File: EDGEangio_DataS5_Maps_summary.csv
Description: Summary of geographical information from the World Checklist of Vascular Plants (1) used to produce distribution maps of Evolutionarily Distinct and Globally Endangered (EDGE) species (Fig. 4) and EDGE family richness (fig.
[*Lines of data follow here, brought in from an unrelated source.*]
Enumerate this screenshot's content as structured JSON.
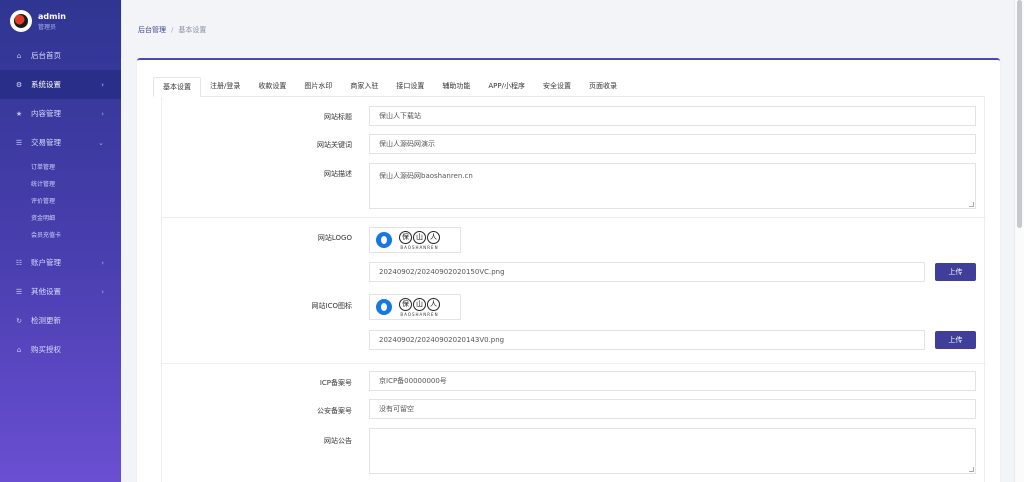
{
  "user": {
    "name": "admin",
    "role": "管理员"
  },
  "sidebar": {
    "items": [
      {
        "icon": "home-icon",
        "glyph": "⌂",
        "label": "后台首页"
      },
      {
        "icon": "gear-icon",
        "glyph": "⚙",
        "label": "系统设置",
        "active": true,
        "chev": "›"
      },
      {
        "icon": "star-icon",
        "glyph": "★",
        "label": "内容管理",
        "chev": "›"
      },
      {
        "icon": "list-icon",
        "glyph": "☰",
        "label": "交易管理",
        "chev": "⌄",
        "children": [
          "订单管理",
          "统计管理",
          "评价管理",
          "资金明细",
          "会员充值卡"
        ]
      },
      {
        "icon": "users-icon",
        "glyph": "☷",
        "label": "账户管理",
        "chev": "›"
      },
      {
        "icon": "list-icon",
        "glyph": "☰",
        "label": "其他设置",
        "chev": "›"
      },
      {
        "icon": "refresh-icon",
        "glyph": "↻",
        "label": "检测更新"
      },
      {
        "icon": "home-icon",
        "glyph": "⌂",
        "label": "购买授权"
      }
    ]
  },
  "breadcrumb": {
    "home": "后台管理",
    "sep": "/",
    "current": "基本设置"
  },
  "tabs": [
    "基本设置",
    "注册/登录",
    "收款设置",
    "图片水印",
    "商家入驻",
    "接口设置",
    "辅助功能",
    "APP/小程序",
    "安全设置",
    "页面收录"
  ],
  "form": {
    "site_title_label": "网站标题",
    "site_title_value": "保山人下载站",
    "keywords_label": "网站关键词",
    "keywords_value": "保山人源码网演示",
    "description_label": "网站描述",
    "description_value": "保山人源码网baoshanren.cn",
    "logo_label": "网站LOGO",
    "logo_path": "20240902/20240902020150VC.png",
    "ico_label": "网站ICO图标",
    "ico_path": "20240902/20240902020143V0.png",
    "upload_label": "上传",
    "logo_chars": [
      "保",
      "山",
      "人"
    ],
    "logo_sub": "BAOSHANREN",
    "icp_label": "ICP备案号",
    "icp_value": "京ICP备00000000号",
    "police_label": "公安备案号",
    "police_value": "没有可留空",
    "notice_label": "网站公告",
    "notice_value": ""
  }
}
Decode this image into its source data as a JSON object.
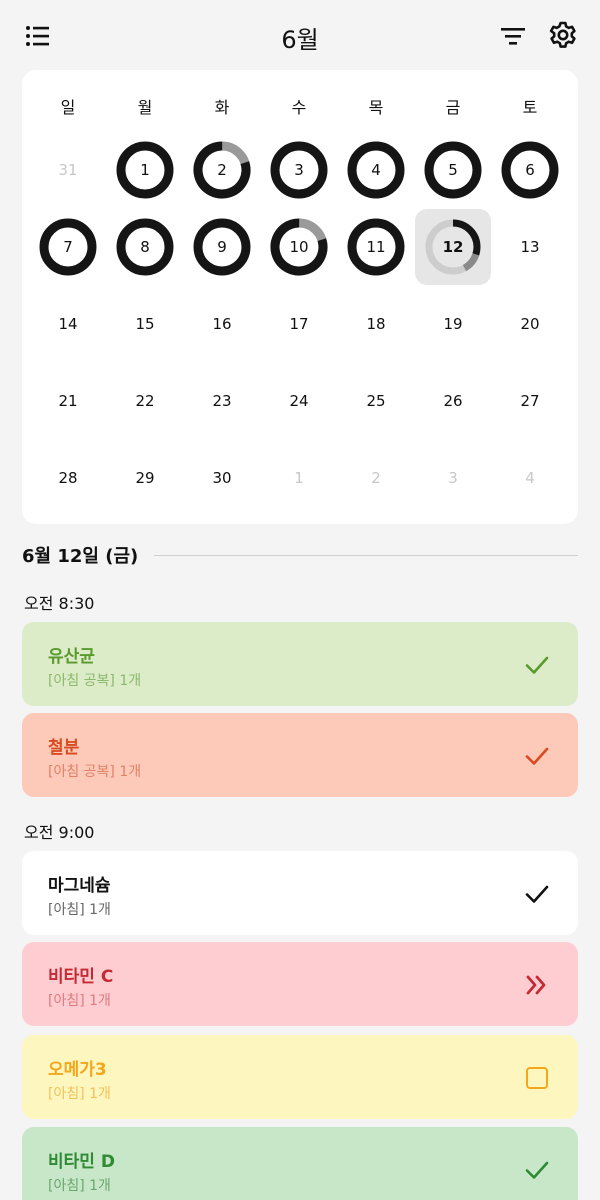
{
  "header": {
    "title": "6월"
  },
  "calendar": {
    "weekdays": [
      "일",
      "월",
      "화",
      "수",
      "목",
      "금",
      "토"
    ],
    "days": [
      {
        "label": "31",
        "muted": true,
        "ring": null
      },
      {
        "label": "1",
        "ring": "full"
      },
      {
        "label": "2",
        "ring": "mostly"
      },
      {
        "label": "3",
        "ring": "full"
      },
      {
        "label": "4",
        "ring": "full"
      },
      {
        "label": "5",
        "ring": "full"
      },
      {
        "label": "6",
        "ring": "full"
      },
      {
        "label": "7",
        "ring": "full"
      },
      {
        "label": "8",
        "ring": "full"
      },
      {
        "label": "9",
        "ring": "full"
      },
      {
        "label": "10",
        "ring": "mostly"
      },
      {
        "label": "11",
        "ring": "full"
      },
      {
        "label": "12",
        "ring": "today",
        "today": true
      },
      {
        "label": "13",
        "ring": null
      },
      {
        "label": "14",
        "ring": null
      },
      {
        "label": "15",
        "ring": null
      },
      {
        "label": "16",
        "ring": null
      },
      {
        "label": "17",
        "ring": null
      },
      {
        "label": "18",
        "ring": null
      },
      {
        "label": "19",
        "ring": null
      },
      {
        "label": "20",
        "ring": null
      },
      {
        "label": "21",
        "ring": null
      },
      {
        "label": "22",
        "ring": null
      },
      {
        "label": "23",
        "ring": null
      },
      {
        "label": "24",
        "ring": null
      },
      {
        "label": "25",
        "ring": null
      },
      {
        "label": "26",
        "ring": null
      },
      {
        "label": "27",
        "ring": null
      },
      {
        "label": "28",
        "ring": null
      },
      {
        "label": "29",
        "ring": null
      },
      {
        "label": "30",
        "ring": null
      },
      {
        "label": "1",
        "muted": true,
        "ring": null
      },
      {
        "label": "2",
        "muted": true,
        "ring": null
      },
      {
        "label": "3",
        "muted": true,
        "ring": null
      },
      {
        "label": "4",
        "muted": true,
        "ring": null
      }
    ]
  },
  "selected_date": "6월 12일 (금)",
  "groups": [
    {
      "time": "오전 8:30",
      "items": [
        {
          "name": "유산균",
          "sub": "[아침 공복] 1개",
          "status": "check",
          "bg": "#dcebc8",
          "fg": "#5a9a2c",
          "sub_color": "#8cb96a"
        },
        {
          "name": "철분",
          "sub": "[아침 공복] 1개",
          "status": "check",
          "bg": "#fdc9b8",
          "fg": "#d84a1f",
          "sub_color": "#e0826a"
        }
      ]
    },
    {
      "time": "오전 9:00",
      "items": [
        {
          "name": "마그네슘",
          "sub": "[아침] 1개",
          "status": "check",
          "bg": "#ffffff",
          "fg": "#111111",
          "sub_color": "#666666"
        },
        {
          "name": "비타민 C",
          "sub": "[아침] 1개",
          "status": "skip",
          "bg": "#fdcdd1",
          "fg": "#c42a33",
          "sub_color": "#e07b80"
        },
        {
          "name": "오메가3",
          "sub": "[아침] 1개",
          "status": "empty",
          "bg": "#fdf6bf",
          "fg": "#f2a81d",
          "sub_color": "#f2c25a"
        },
        {
          "name": "비타민 D",
          "sub": "[아침] 1개",
          "status": "check",
          "bg": "#c8e6c8",
          "fg": "#2e8b34",
          "sub_color": "#6aa76e"
        }
      ]
    }
  ]
}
S4), for each botanical country, including codes from the World Geographical Scheme for Recording Plant Distributions (2).
Variables
Column headings as follow:
- EDGE.spp, number of EDGE species (strict and candidate)
- Endemic.EDGE.spp, number of endemic EDGE species
- higher.EDGE.spp, botanical countries with a higher-than expected proportion of EDGE species for their total species richness (y)
- EDGE.families, number of EDGE families
- Native, number of native species
- Endemic, number of endemic species
- Families, number of families
- Prop.EDGE.spp, proportion of EDGE species in the flora
- Prop.EDGE.families, proportion of EDGE families in the flora
- Prop.endemic.EDGE.spp, proportion of endemic EDGE species in the flora.
File: EDGEangio_DataS6_200EDGEscores.csv
Description: The 200 replicates of Evolutionarily Distinct and Globally Endangered (EDGE) scores obtained from the compilation considering both International Union for Conservation of Nature (IUCN) Red List assessments and extinction risk predictions.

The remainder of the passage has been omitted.